A number of the CIOs in attendance were of the opinion that greater business knowledge needs to be available within digital and IT teams. Challenges raised around building an ideal team included:
- Doing more with fewer people requires evolving roles;
- Hard to find people with both domain knowledge, digital skills, and business savvy;
- Difficult to find and maintain a pipeline of talent in the region.
CIOs are cognisant of the steps required to improve the digital maturity of their organisation and identified a wealth of opportunities.
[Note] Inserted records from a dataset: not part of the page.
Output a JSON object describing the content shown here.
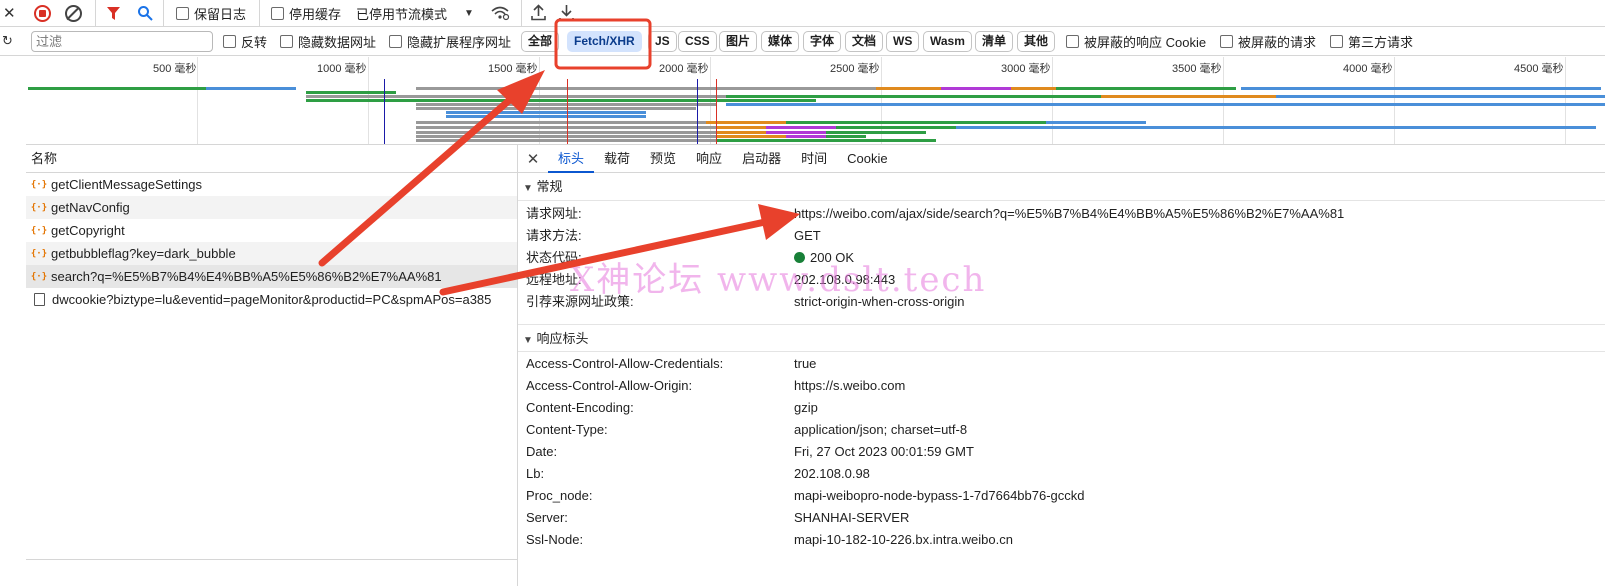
{
  "toolbar": {
    "preserve_log": "保留日志",
    "disable_cache": "停用缓存",
    "throttle": "已停用节流模式"
  },
  "filterbar": {
    "filter_placeholder": "过滤",
    "invert": "反转",
    "hide_data_urls": "隐藏数据网址",
    "hide_extension_urls": "隐藏扩展程序网址",
    "types": [
      "全部",
      "Fetch/XHR",
      "JS",
      "CSS",
      "图片",
      "媒体",
      "字体",
      "文档",
      "WS",
      "Wasm",
      "清单",
      "其他"
    ],
    "active_type": "Fetch/XHR",
    "blocked_cookies": "被屏蔽的响应 Cookie",
    "blocked_requests": "被屏蔽的请求",
    "third_party": "第三方请求"
  },
  "timeline": {
    "ticks": [
      "500 毫秒",
      "1000 毫秒",
      "1500 毫秒",
      "2000 毫秒",
      "2500 毫秒",
      "3000 毫秒",
      "3500 毫秒",
      "4000 毫秒",
      "4500 毫秒"
    ]
  },
  "requests": {
    "column_name": "名称",
    "items": [
      {
        "name": "getClientMessageSettings",
        "type": "xhr"
      },
      {
        "name": "getNavConfig",
        "type": "xhr"
      },
      {
        "name": "getCopyright",
        "type": "xhr"
      },
      {
        "name": "getbubbleflag?key=dark_bubble",
        "type": "xhr"
      },
      {
        "name": "search?q=%E5%B7%B4%E4%BB%A5%E5%86%B2%E7%AA%81",
        "type": "xhr"
      },
      {
        "name": "dwcookie?biztype=lu&eventid=pageMonitor&productid=PC&spmAPos=a385",
        "type": "doc"
      }
    ],
    "selected_index": 4
  },
  "details": {
    "tabs": [
      "标头",
      "载荷",
      "预览",
      "响应",
      "启动器",
      "时间",
      "Cookie"
    ],
    "active_tab": "标头",
    "general_title": "常规",
    "general": [
      {
        "k": "请求网址:",
        "v": "https://weibo.com/ajax/side/search?q=%E5%B7%B4%E4%BB%A5%E5%86%B2%E7%AA%81"
      },
      {
        "k": "请求方法:",
        "v": "GET"
      },
      {
        "k": "状态代码:",
        "v": "200 OK"
      },
      {
        "k": "远程地址:",
        "v": "202.108.0.98:443"
      },
      {
        "k": "引荐来源网址政策:",
        "v": "strict-origin-when-cross-origin"
      }
    ],
    "response_title": "响应标头",
    "response": [
      {
        "k": "Access-Control-Allow-Credentials:",
        "v": "true"
      },
      {
        "k": "Access-Control-Allow-Origin:",
        "v": "https://s.weibo.com"
      },
      {
        "k": "Content-Encoding:",
        "v": "gzip"
      },
      {
        "k": "Content-Type:",
        "v": "application/json; charset=utf-8"
      },
      {
        "k": "Date:",
        "v": "Fri, 27 Oct 2023 00:01:59 GMT"
      },
      {
        "k": "Lb:",
        "v": "202.108.0.98"
      },
      {
        "k": "Proc_node:",
        "v": "mapi-weibopro-node-bypass-1-7d7664bb76-gcckd"
      },
      {
        "k": "Server:",
        "v": "SHANHAI-SERVER"
      },
      {
        "k": "Ssl-Node:",
        "v": "mapi-10-182-10-226.bx.intra.weibo.cn"
      }
    ]
  },
  "watermark": "Ⅹ神论坛  www.dslt.tech",
  "colors": {
    "accent": "#0b57d0",
    "annotation": "#e8412c",
    "status_ok": "#188038"
  }
}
To realize these opportunities, it was suggested that businesses need to:
- Focus on customer problems and experiences to inform technology choices;
- Be more attuned to consumer’s desire and capacity to uptake different technologies;
- Decentralize and enable distributed development through a standardized approach;
- Deliver IT-as-a-service consistently through standardized APIs and containerization;
- Improve partnering between CIO and roles such as the COO;
- Share knowledge internally and facilitate digital ways of working to change perceptions.
Across all industries, CIOs are embracing or planning to use a range of new technologies. These include: multi-cloud application Platform as a Service (PaaS); chatbots; machine learning and AI platforms; blockchain and digital payment innovations, as well as the Internet of Things (IoT).
Many CIOs are already adopting more agile testing and deployment models, or team structures. For instance, two CIOs specifically mentioned a switch to CI/CD (continuous integration and continuous deployment), and many mentioned that they are operating smaller teams, concentrating on portfolio focus areas, and piloting initiatives to prove a business case.
At one point in the discussion, however, CIOs expressed the need for caution in regard to a flat structure with multiple, small teams—suggesting there needs to be enough oversight to avoid silos and meet the broader need for cross-team pollination and C-level strategic input.
Other innovative approaches in progress included:
- Working with the organization’s agents/partners to leverage existing consumer-facing digital platforms (insurance industry);
- Creating an intelligent ecosystem of integrated infrastructure with optimized digital services that can be consumed and adapted by an organisation’s various business arms;
- Reducing the number and complexity of products and associated applications. For example, one banking CIO reduced a six-month timeframe to provision and test systems for new products by making the API adaptable for different businesses, without multiple versions.
Digital transformation requires organizational foresight, collaboration, and support. Cultural roadblocks experienced by many CIOs also accentuate implementation and talent shortfalls. As one insurance company CIO suggested, without internal support mechanisms, digital initiatives cannot be sustained. They asked: “What if it fails? Who is accountable for delivery and success?”
Despite these questions remaining unanswered for a number of CIOs, collectively they remain steadfast in championing advanced digital approaches and models that will deliver value. It’s also clear that CIOs are increasingly sophisticated collaborators when it comes to strategy—striving to encourage their organizations to focus on consumer and internal users’ needs, while tempering the tendency to innovate first and ask questions later.